No mencionó directamente el asunto de Rose y Jacob Underwood.
Pero Rose, inteligente y sensible, lo adivinó rápidamente.
—¿Lo viste todo ese día en la casa vieja? —El tono de Rose no llevaba reproche, solo una suave indagación.
—Lo escuché —respondió Clara con sinceridad, frunciendo los labios.
Rose sonrió amargamente:
—Parece ridículo, ¿verdad?
Clara negó con la cabeza.
—No, no creo que sea ridículo. El amor es algo que no se puede controlar.
—Además, ustedes no están relacionados por sangre; la llamada brecha generacional en realidad no existe—es solo una diferencia de edad —dijo Clara con seriedad—. Solo cinco años, es meramente una relación de hermana-hermano.
—Personas que tienen una diferencia de edad de veinte o treinta años en sus romances de mayo-diciembre pueden llegar a casarse, entonces ¿qué son cinco años de diferencia? —Clara fue sincera en sus palabras.
En la habitación con solo ellas dos, por iniciativa de Rose, Clara compartió abiertamente sus puntos de vista.

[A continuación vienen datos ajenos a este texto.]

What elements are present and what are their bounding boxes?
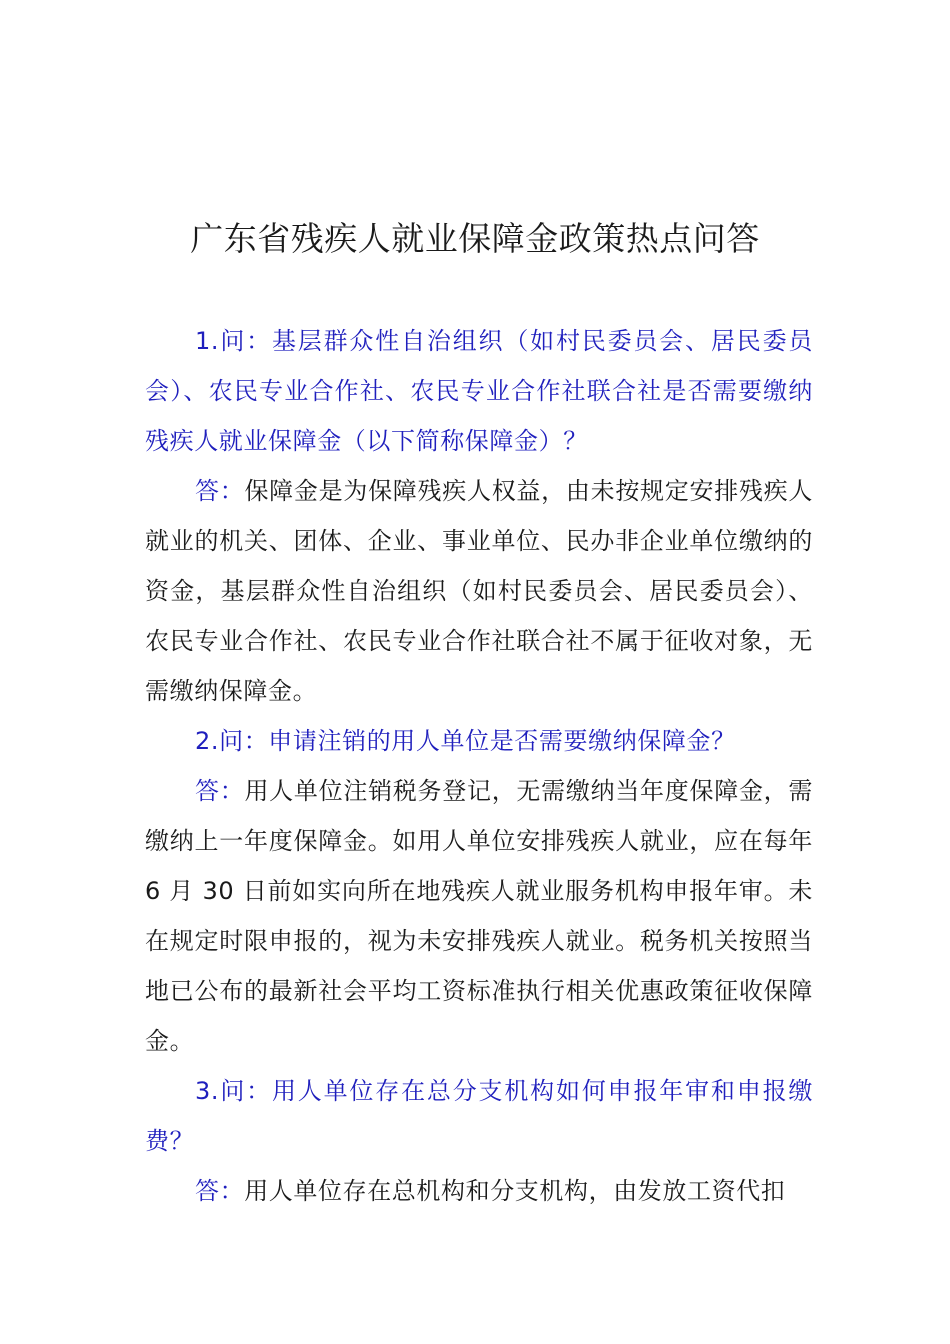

Escuchando las palabras de Clara, Rose supo que Clara sinceramente le deseaba lo mejor, y se sintió profundamente conmovida.
Anteriormente, debido a su buena relación con el matrimonio Underwood y siendo la hija menor de la Señora Sheffield.
Cada vez que se reunía con la Familia Underwood, la pareja hacía que Jacob Underwood la llamara «Tía».
Con el tiempo, incluso ella comenzó a sentir que estaba a una generación de distancia de Jacob Underwood.
Las palabras de Clara hoy la despertaron.
Sin lazos de sangre, la llamada brecha generacional realmente no existe.
Ella y Jacob Underwood solo tienen cinco años de diferencia.
Su relación no viola la moral ni la ética.
Rose de repente se sintió iluminada.
Su mentalidad experimentó un cambio radical.
Pensó que quizás podría intentar cambiar, luchar por su felicidad.
—He aceptado tus buenos deseos, Clara. —Los encantadores ojos de Rose mostraron una sonrisa—. Yo también lucharé por mi felicidad.